Creating a new user with Sudo privileges in Debian on raspberry pi
Someone asked on the Raspberry Pi forums recently how to change the default pi user. There is a command usermod, which could be used to do this if you first created a root password. But there are a lot of reasons for not creating a root password (mostly security and “best practice” related – and people still disagree about it).
You can’t use usermod to modify the id you are currently using, so the only way to do it is to create a new user and give it the same privileges (ie make it a sudo user).
The easiest way to do this is from the command line…
sudo adduser username
…where username is the name you give your new user. Then you will be asked to key in a password twice. Make your password as long as you can manage. As much of it as possible should not be real words. This makes it harder to crack by brute force attack.
Then the system will ask you for further information about the user. You can leave these fields blank if you want – just press enter. When finished it will look like this…

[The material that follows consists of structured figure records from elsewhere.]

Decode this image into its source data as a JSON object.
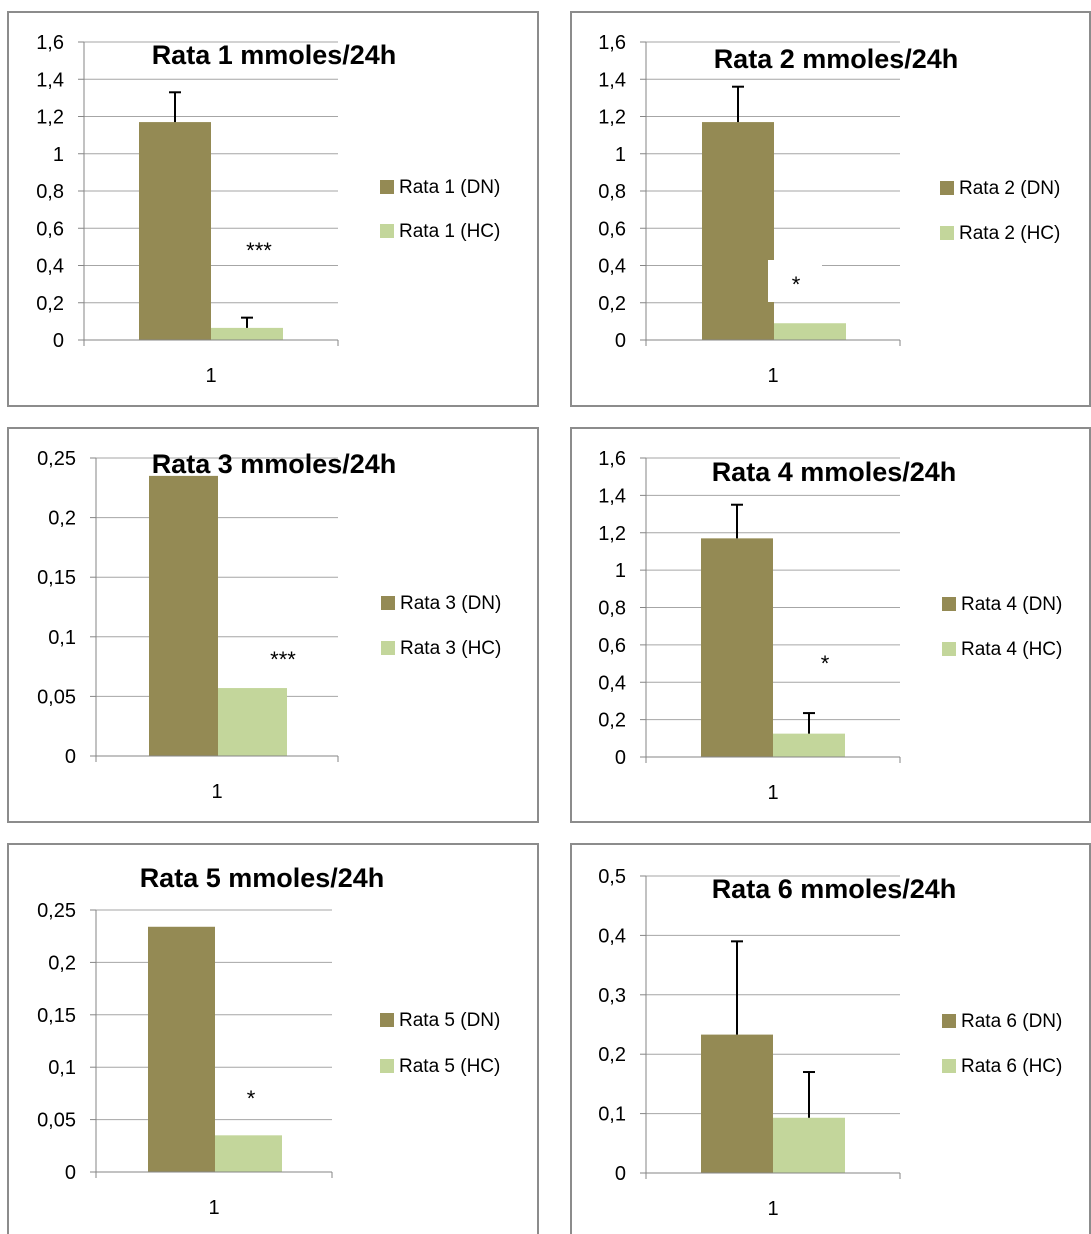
{
  "colors": {
    "dn": "#948a54",
    "hc": "#c3d69b",
    "axis": "#868686",
    "grid": "#a6a6a6",
    "frame": "#8c8c8c",
    "text": "#000000"
  },
  "chart_data": [
    {
      "type": "bar",
      "title": "Rata 1 mmoles/24h",
      "categories": [
        "1"
      ],
      "series": [
        {
          "name": "Rata 1 (DN)",
          "values": [
            1.17
          ],
          "error": [
            0.16
          ]
        },
        {
          "name": "Rata 1 (HC)",
          "values": [
            0.065
          ],
          "error": [
            0.055
          ]
        }
      ],
      "ylim": [
        0,
        1.6
      ],
      "yticks": [
        "0",
        "0,2",
        "0,4",
        "0,6",
        "0,8",
        "1",
        "1,2",
        "1,4",
        "1,6"
      ],
      "significance": "***",
      "legend": "right"
    },
    {
      "type": "bar",
      "title": "Rata 2 mmoles/24h",
      "categories": [
        "1"
      ],
      "series": [
        {
          "name": "Rata 2 (DN)",
          "values": [
            1.17
          ],
          "error": [
            0.19
          ]
        },
        {
          "name": "Rata 2 (HC)",
          "values": [
            0.09
          ],
          "error": [
            0
          ]
        }
      ],
      "ylim": [
        0,
        1.6
      ],
      "yticks": [
        "0",
        "0,2",
        "0,4",
        "0,6",
        "0,8",
        "1",
        "1,2",
        "1,4",
        "1,6"
      ],
      "significance": "*",
      "legend": "right"
    },
    {
      "type": "bar",
      "title": "Rata 3 mmoles/24h",
      "categories": [
        "1"
      ],
      "series": [
        {
          "name": "Rata 3 (DN)",
          "values": [
            0.235
          ],
          "error": [
            0
          ]
        },
        {
          "name": "Rata 3 (HC)",
          "values": [
            0.057
          ],
          "error": [
            0
          ]
        }
      ],
      "ylim": [
        0,
        0.25
      ],
      "yticks": [
        "0",
        "0,05",
        "0,1",
        "0,15",
        "0,2",
        "0,25"
      ],
      "significance": "***",
      "legend": "right"
    },
    {
      "type": "bar",
      "title": "Rata 4 mmoles/24h",
      "categories": [
        "1"
      ],
      "series": [
        {
          "name": "Rata 4 (DN)",
          "values": [
            1.17
          ],
          "error": [
            0.18
          ]
        },
        {
          "name": "Rata 4 (HC)",
          "values": [
            0.125
          ],
          "error": [
            0.11
          ]
        }
      ],
      "ylim": [
        0,
        1.6
      ],
      "yticks": [
        "0",
        "0,2",
        "0,4",
        "0,6",
        "0,8",
        "1",
        "1,2",
        "1,4",
        "1,6"
      ],
      "significance": "*",
      "legend": "right"
    },
    {
      "type": "bar",
      "title": "Rata 5 mmoles/24h",
      "categories": [
        "1"
      ],
      "series": [
        {
          "name": "Rata 5 (DN)",
          "values": [
            0.234
          ],
          "error": [
            0
          ]
        },
        {
          "name": "Rata 5 (HC)",
          "values": [
            0.035
          ],
          "error": [
            0
          ]
        }
      ],
      "ylim": [
        0,
        0.25
      ],
      "yticks": [
        "0",
        "0,05",
        "0,1",
        "0,15",
        "0,2",
        "0,25"
      ],
      "significance": "*",
      "legend": "right"
    },
    {
      "type": "bar",
      "title": "Rata 6 mmoles/24h",
      "categories": [
        "1"
      ],
      "series": [
        {
          "name": "Rata 6 (DN)",
          "values": [
            0.233
          ],
          "error": [
            0.157
          ]
        },
        {
          "name": "Rata 6 (HC)",
          "values": [
            0.093
          ],
          "error": [
            0.077
          ]
        }
      ],
      "ylim": [
        0,
        0.5
      ],
      "yticks": [
        "0",
        "0,1",
        "0,2",
        "0,3",
        "0,4",
        "0,5"
      ],
      "significance": "",
      "legend": "right"
    }
  ]
}
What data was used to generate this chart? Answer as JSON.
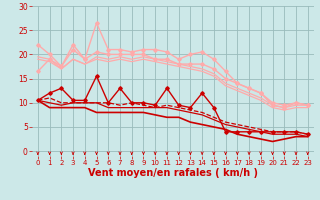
{
  "bg_color": "#cce8e8",
  "grid_color": "#99bbbb",
  "xlabel": "Vent moyen/en rafales ( km/h )",
  "xlabel_color": "#cc0000",
  "xlabel_fontsize": 7,
  "tick_color": "#cc0000",
  "x_max": 24,
  "y_min": 0,
  "y_max": 30,
  "y_ticks": [
    0,
    5,
    10,
    15,
    20,
    25,
    30
  ],
  "x_ticks": [
    0,
    1,
    2,
    3,
    4,
    5,
    6,
    7,
    8,
    9,
    10,
    11,
    12,
    13,
    14,
    15,
    16,
    17,
    18,
    19,
    20,
    21,
    22,
    23
  ],
  "series": [
    {
      "x": [
        0,
        1,
        2,
        3,
        4,
        5,
        6,
        7,
        8,
        9,
        10,
        11,
        12,
        13,
        14,
        15,
        16,
        17,
        18,
        19,
        20,
        21,
        22,
        23
      ],
      "y": [
        10.5,
        12,
        13,
        10.5,
        10.5,
        15.5,
        10,
        13,
        10,
        10,
        9.5,
        13,
        9.5,
        9,
        12,
        9,
        4,
        4,
        4,
        4,
        4,
        4,
        4,
        3.5
      ],
      "color": "#cc0000",
      "lw": 1.0,
      "marker": "D",
      "ms": 1.8,
      "zorder": 5,
      "linestyle": "-"
    },
    {
      "x": [
        0,
        1,
        2,
        3,
        4,
        5,
        6,
        7,
        8,
        9,
        10,
        11,
        12,
        13,
        14,
        15,
        16,
        17,
        18,
        19,
        20,
        21,
        22,
        23
      ],
      "y": [
        10.5,
        11,
        10,
        10,
        10,
        10,
        10,
        9.5,
        10,
        9.5,
        9,
        9.5,
        9,
        8.5,
        8,
        7,
        6,
        5.5,
        5,
        4.5,
        4,
        4,
        4,
        3.5
      ],
      "color": "#cc0000",
      "lw": 0.9,
      "marker": null,
      "ms": 0,
      "zorder": 4,
      "linestyle": "--"
    },
    {
      "x": [
        0,
        1,
        2,
        3,
        4,
        5,
        6,
        7,
        8,
        9,
        10,
        11,
        12,
        13,
        14,
        15,
        16,
        17,
        18,
        19,
        20,
        21,
        22,
        23
      ],
      "y": [
        10.5,
        10,
        9.5,
        10,
        10,
        10,
        9,
        9,
        9,
        9,
        9,
        9,
        8.5,
        8,
        7.5,
        6.5,
        5.5,
        5,
        4.5,
        4,
        3.5,
        3.5,
        3.5,
        3
      ],
      "color": "#cc0000",
      "lw": 0.9,
      "marker": null,
      "ms": 0,
      "zorder": 4,
      "linestyle": "-"
    },
    {
      "x": [
        0,
        1,
        2,
        3,
        4,
        5,
        6,
        7,
        8,
        9,
        10,
        11,
        12,
        13,
        14,
        15,
        16,
        17,
        18,
        19,
        20,
        21,
        22,
        23
      ],
      "y": [
        10.5,
        9,
        9,
        9,
        9,
        8,
        8,
        8,
        8,
        8,
        7.5,
        7,
        7,
        6,
        5.5,
        5,
        4.5,
        3.5,
        3,
        2.5,
        2,
        2.5,
        3,
        3
      ],
      "color": "#cc0000",
      "lw": 1.2,
      "marker": null,
      "ms": 0,
      "zorder": 4,
      "linestyle": "-"
    },
    {
      "x": [
        0,
        1,
        2,
        3,
        4,
        5,
        6,
        7,
        8,
        9,
        10,
        11,
        12,
        13,
        14,
        15,
        16,
        17,
        18,
        19,
        20,
        21,
        22,
        23
      ],
      "y": [
        16.5,
        19,
        17.5,
        22,
        19,
        26.5,
        21,
        21,
        20.5,
        21,
        21,
        20.5,
        19,
        20,
        20.5,
        19,
        16.5,
        14,
        13,
        12,
        9.5,
        9,
        10,
        9.5
      ],
      "color": "#ffaaaa",
      "lw": 1.0,
      "marker": "D",
      "ms": 1.8,
      "zorder": 3,
      "linestyle": "-"
    },
    {
      "x": [
        0,
        1,
        2,
        3,
        4,
        5,
        6,
        7,
        8,
        9,
        10,
        11,
        12,
        13,
        14,
        15,
        16,
        17,
        18,
        19,
        20,
        21,
        22,
        23
      ],
      "y": [
        22,
        20,
        17.5,
        21,
        19,
        20.5,
        20,
        20,
        20,
        20,
        19,
        19,
        18,
        18,
        18,
        17,
        15,
        14,
        13,
        12,
        10,
        9.5,
        10,
        9.5
      ],
      "color": "#ffaaaa",
      "lw": 1.0,
      "marker": "D",
      "ms": 1.8,
      "zorder": 3,
      "linestyle": "-"
    },
    {
      "x": [
        0,
        1,
        2,
        3,
        4,
        5,
        6,
        7,
        8,
        9,
        10,
        11,
        12,
        13,
        14,
        15,
        16,
        17,
        18,
        19,
        20,
        21,
        22,
        23
      ],
      "y": [
        19.5,
        19,
        17,
        19,
        18,
        19.5,
        19,
        19.5,
        19,
        19.5,
        19,
        18.5,
        18,
        17.5,
        17,
        16,
        14,
        13,
        12,
        11,
        9.5,
        9,
        9.5,
        9.5
      ],
      "color": "#ffaaaa",
      "lw": 0.9,
      "marker": null,
      "ms": 0,
      "zorder": 3,
      "linestyle": "-"
    },
    {
      "x": [
        0,
        1,
        2,
        3,
        4,
        5,
        6,
        7,
        8,
        9,
        10,
        11,
        12,
        13,
        14,
        15,
        16,
        17,
        18,
        19,
        20,
        21,
        22,
        23
      ],
      "y": [
        19,
        18.5,
        17,
        19,
        18,
        19,
        18.5,
        19,
        18.5,
        19,
        18.5,
        18,
        17.5,
        17,
        16.5,
        15.5,
        13.5,
        12.5,
        11.5,
        10.5,
        9,
        8.5,
        9,
        9
      ],
      "color": "#ffaaaa",
      "lw": 0.9,
      "marker": null,
      "ms": 0,
      "zorder": 2,
      "linestyle": "-"
    }
  ],
  "arrow_color": "#cc0000",
  "arrow_size": 5.0
}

Adduser will also create a home directory for the new user at /home/username
After that you can give them sudo privileges by editing the sudoers file…
Use the cursor keys to navigate to the line below the entry for pi and copy it exactly, but use your new username instead of pi.
pi ALL=(ALL) ALL
john ALL=(ALL) ALL
Leave the pi entry there for now. This part of the sudoers file should look something like this, although on different installations the users may be different.
Once done, you need to save the sudoers file. This is done with
CTRL+X. You will see something like this…
Testing your new username
Now, before we remove the pi username, we need to make sure that the new username you just created is working properly and with sudo privileges. First you’ll have to logout of your pi account.
Then login again using your new username and password…
One way to test your new account has sudo access is to attempt to edit the sudoers file…
It made me type in user john’s password to access the sudo command. It won’t always ask for it.
If you want to remove the pi username from the sudoers list, you can simply delete the line containing the pi entry and then
CTRL+X to save and exit. Then you’ll want to remove the pi user from the system.
Removing the pi user
If you are doing this to improve security (the world and his wife know the default username and password, after all) you might want to remove the pi user. (In the screenshots I’m removing the user john that I created for this example.) You can do this by logging into the new user account you just created, and typing…
sudo deluser pi to delete just the user account
You don’t have to, but if you want to remove the /home/pi directory as well, use…
sudo deluser -remove-home pi
This will remove nearly all traces of the pi user from the system, which will make it much harder for anyone to break into your pi from outside (if it’s connected, that is). I don’t want to remove my pi user as I want my screenshots on other entries to look the same as other people using the pi user, so I removed the user john instead (in case you were wondering).
So now you have made your Raspberry Pi a bit more secure. Enjoy!